In all these sombre lamentations about death the accents of true tenderness are extremely rare. They could, however, hardly be wanting in relation to the death of children. And, indeed, Martial d'Auvergne, in his death-dance of women, makes the little girl, when led away by death, say to her mother: "Take good care of my doll, my knuckle-bones and my fine dress." But this touching note is only heard exceptionally. The literature of the epoch knew child-life so little! When Antoine de la Salle, in Le Reconfort de Madame du Fresne, wishes to console a mother for the death of her twelve-years-old son, he can think of nothing better than citing a still more cruel loss: the heart-rending case of a boy given as a hostage and put to death. To overcome grief, the only advice he can offer is to abstain from all earthly attachments. A doctrinaire and dry consolation! La Salle, however, adds a second short story. It is a version of the popular tale of the dead child, who came back to beg its mother to weep no more, that its shroud might dry. And here suddenly from this simple story—not of his own invention—there arises a poetical tenderness and beneficent wisdom, which we look for in vain in the thousands of voices repeating in various tones the awful memento mori. Folk-tale and folk-song, no doubt, in these ages preserved many sentiments which higher literature hardly knew.
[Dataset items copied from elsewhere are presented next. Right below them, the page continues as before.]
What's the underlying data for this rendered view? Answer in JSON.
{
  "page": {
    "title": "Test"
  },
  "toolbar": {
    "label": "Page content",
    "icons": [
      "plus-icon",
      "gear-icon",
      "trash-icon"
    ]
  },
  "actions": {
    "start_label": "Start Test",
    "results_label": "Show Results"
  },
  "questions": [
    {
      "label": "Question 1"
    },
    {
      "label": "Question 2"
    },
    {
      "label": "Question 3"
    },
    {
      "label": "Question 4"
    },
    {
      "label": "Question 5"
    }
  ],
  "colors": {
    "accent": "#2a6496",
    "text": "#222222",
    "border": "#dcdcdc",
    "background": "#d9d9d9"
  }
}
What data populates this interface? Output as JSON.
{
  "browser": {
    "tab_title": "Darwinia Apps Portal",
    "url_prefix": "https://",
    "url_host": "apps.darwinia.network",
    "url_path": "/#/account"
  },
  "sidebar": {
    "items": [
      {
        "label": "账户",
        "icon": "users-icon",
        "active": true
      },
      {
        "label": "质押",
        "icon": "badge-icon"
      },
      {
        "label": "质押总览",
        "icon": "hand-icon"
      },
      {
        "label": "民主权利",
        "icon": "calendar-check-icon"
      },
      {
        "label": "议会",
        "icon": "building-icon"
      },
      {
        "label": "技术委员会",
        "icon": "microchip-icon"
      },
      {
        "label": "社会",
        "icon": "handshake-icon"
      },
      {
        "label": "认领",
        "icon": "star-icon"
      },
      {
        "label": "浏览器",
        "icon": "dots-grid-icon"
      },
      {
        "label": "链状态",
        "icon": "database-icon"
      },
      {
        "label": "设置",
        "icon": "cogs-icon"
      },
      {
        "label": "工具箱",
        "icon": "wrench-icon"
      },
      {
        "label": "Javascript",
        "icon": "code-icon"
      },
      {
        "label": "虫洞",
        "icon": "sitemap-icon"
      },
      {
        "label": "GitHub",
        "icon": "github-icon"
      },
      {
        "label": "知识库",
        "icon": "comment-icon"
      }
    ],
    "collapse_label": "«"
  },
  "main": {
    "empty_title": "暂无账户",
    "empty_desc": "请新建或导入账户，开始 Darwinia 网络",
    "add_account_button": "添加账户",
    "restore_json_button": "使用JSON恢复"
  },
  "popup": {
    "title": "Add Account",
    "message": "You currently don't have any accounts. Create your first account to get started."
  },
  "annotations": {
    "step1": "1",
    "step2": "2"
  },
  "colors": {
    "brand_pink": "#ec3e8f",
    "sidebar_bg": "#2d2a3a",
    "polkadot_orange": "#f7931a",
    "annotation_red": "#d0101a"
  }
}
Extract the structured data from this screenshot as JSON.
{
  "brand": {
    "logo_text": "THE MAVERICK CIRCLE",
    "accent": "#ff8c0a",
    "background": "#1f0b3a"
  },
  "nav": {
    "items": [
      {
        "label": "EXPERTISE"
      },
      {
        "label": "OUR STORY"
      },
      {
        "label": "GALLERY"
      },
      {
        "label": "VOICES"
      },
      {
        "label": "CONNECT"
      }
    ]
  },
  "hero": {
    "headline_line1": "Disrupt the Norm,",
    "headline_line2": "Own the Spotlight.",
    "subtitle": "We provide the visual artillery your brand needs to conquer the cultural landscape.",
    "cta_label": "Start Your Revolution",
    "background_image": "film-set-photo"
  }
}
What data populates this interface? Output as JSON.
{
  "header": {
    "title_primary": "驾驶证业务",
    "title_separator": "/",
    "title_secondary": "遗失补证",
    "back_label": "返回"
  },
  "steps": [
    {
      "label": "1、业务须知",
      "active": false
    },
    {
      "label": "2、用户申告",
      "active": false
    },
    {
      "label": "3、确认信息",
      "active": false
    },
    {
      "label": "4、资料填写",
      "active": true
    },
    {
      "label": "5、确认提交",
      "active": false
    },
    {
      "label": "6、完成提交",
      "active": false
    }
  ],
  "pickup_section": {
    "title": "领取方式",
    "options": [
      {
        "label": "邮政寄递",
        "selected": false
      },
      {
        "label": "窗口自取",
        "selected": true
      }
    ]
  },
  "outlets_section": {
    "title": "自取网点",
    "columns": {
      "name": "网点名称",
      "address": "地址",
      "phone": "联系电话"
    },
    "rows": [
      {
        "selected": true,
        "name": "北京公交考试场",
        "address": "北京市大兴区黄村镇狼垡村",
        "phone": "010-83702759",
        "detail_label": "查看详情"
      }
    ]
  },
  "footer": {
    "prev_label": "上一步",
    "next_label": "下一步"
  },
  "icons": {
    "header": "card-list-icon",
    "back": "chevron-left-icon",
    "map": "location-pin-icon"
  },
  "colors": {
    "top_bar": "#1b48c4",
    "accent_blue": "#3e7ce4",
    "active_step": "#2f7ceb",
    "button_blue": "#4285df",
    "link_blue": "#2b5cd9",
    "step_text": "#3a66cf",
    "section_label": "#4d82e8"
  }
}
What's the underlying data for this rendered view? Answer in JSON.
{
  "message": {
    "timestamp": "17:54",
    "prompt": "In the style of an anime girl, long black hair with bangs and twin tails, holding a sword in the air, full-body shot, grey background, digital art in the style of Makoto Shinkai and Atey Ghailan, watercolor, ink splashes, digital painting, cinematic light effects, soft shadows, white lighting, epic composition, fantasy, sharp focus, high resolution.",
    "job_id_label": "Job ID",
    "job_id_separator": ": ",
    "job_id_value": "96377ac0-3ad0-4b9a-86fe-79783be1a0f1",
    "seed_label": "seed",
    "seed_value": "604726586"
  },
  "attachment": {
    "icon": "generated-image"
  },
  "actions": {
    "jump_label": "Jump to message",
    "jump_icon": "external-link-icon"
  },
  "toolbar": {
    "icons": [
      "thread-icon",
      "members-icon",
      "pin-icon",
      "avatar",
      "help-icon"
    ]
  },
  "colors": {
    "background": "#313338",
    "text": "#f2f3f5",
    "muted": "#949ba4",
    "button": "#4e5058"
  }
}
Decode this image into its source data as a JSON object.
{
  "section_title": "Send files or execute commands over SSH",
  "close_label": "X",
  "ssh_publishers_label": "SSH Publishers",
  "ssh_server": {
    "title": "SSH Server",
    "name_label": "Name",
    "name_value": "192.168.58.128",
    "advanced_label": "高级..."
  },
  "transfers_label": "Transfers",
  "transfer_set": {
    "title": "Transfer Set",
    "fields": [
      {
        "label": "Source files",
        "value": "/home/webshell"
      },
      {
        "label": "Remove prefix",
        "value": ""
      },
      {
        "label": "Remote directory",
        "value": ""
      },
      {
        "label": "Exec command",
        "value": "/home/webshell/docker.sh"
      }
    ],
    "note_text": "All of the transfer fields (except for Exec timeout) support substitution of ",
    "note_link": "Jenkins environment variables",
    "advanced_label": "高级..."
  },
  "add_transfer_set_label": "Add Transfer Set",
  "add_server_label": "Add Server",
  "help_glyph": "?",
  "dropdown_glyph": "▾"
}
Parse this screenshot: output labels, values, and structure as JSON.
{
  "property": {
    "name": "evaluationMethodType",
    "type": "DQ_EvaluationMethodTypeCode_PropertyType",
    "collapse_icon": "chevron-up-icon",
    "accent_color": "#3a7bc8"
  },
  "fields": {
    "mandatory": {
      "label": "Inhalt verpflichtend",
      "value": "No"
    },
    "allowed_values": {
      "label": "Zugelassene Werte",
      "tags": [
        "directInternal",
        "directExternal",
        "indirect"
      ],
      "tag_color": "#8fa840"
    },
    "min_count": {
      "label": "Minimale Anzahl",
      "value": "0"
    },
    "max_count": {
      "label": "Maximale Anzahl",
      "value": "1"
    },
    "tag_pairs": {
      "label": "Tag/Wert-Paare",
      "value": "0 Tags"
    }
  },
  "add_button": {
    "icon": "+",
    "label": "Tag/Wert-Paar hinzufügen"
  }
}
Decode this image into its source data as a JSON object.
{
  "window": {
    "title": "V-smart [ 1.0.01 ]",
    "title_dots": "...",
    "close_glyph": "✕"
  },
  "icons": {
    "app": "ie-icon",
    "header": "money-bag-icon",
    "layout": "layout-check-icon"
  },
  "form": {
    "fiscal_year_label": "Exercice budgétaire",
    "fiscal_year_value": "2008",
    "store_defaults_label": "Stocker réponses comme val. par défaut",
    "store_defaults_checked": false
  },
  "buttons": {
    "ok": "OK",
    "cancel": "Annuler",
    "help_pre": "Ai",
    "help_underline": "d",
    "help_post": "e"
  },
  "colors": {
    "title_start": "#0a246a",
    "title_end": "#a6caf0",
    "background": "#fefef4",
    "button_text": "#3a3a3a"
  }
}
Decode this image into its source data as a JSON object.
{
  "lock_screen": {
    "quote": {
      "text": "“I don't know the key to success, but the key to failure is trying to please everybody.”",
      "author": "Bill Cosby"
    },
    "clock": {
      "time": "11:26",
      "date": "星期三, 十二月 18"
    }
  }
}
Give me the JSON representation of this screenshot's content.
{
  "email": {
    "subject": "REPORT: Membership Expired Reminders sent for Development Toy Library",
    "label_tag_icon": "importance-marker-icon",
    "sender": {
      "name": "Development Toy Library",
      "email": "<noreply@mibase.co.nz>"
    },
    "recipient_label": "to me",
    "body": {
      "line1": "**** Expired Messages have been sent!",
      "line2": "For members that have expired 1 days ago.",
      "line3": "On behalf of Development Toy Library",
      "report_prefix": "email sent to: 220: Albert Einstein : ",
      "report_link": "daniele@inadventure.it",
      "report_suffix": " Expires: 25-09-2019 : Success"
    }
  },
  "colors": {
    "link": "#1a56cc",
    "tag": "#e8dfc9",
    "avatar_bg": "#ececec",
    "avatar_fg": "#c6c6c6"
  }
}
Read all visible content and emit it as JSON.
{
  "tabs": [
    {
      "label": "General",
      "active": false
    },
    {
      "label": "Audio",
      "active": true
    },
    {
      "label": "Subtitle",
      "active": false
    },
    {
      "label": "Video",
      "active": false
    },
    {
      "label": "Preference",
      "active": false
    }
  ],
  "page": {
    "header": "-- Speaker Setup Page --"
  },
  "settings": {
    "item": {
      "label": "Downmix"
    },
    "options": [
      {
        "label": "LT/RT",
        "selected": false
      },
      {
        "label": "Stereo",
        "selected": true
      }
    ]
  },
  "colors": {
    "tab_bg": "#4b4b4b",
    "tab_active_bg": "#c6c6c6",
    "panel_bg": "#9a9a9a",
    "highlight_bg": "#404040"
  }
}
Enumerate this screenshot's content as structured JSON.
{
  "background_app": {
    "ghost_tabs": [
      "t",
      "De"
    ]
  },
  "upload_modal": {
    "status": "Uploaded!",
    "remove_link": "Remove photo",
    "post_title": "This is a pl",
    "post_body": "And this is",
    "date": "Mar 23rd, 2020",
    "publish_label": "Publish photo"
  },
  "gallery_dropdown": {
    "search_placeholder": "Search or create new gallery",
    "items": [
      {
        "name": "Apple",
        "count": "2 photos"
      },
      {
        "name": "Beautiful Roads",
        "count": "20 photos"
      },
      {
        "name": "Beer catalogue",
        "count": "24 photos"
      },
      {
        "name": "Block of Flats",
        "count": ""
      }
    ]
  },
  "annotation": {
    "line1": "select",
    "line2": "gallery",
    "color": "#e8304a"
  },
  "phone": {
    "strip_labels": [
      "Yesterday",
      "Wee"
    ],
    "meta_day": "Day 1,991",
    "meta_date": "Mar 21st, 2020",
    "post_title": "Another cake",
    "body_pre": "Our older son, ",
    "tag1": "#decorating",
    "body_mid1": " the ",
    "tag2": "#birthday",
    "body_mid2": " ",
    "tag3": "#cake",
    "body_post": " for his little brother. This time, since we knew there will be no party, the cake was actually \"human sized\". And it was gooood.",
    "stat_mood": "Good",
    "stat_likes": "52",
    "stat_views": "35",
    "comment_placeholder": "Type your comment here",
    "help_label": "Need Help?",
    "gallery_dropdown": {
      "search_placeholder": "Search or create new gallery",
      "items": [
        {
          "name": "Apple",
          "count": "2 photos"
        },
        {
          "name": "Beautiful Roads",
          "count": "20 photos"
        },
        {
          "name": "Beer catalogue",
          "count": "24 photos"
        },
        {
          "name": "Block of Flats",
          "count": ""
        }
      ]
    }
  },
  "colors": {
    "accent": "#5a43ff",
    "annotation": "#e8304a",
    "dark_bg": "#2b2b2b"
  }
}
The dominant thought, as expressed in the literature, both ecclesiastical and lay, of that period, hardly knew anything with regard to death but these two extremes: lamentation about the briefness of all earthly glory, and jubilation over the salvation of the soul. All that lay between—pity, resignation, longing, consolation—remained unexpressed and was, so to say, absorbed by the too much accentuated and too vivid representation of Death hideous and threatening. Living emotion stiffens amid the abused imagery of skeletons and worms.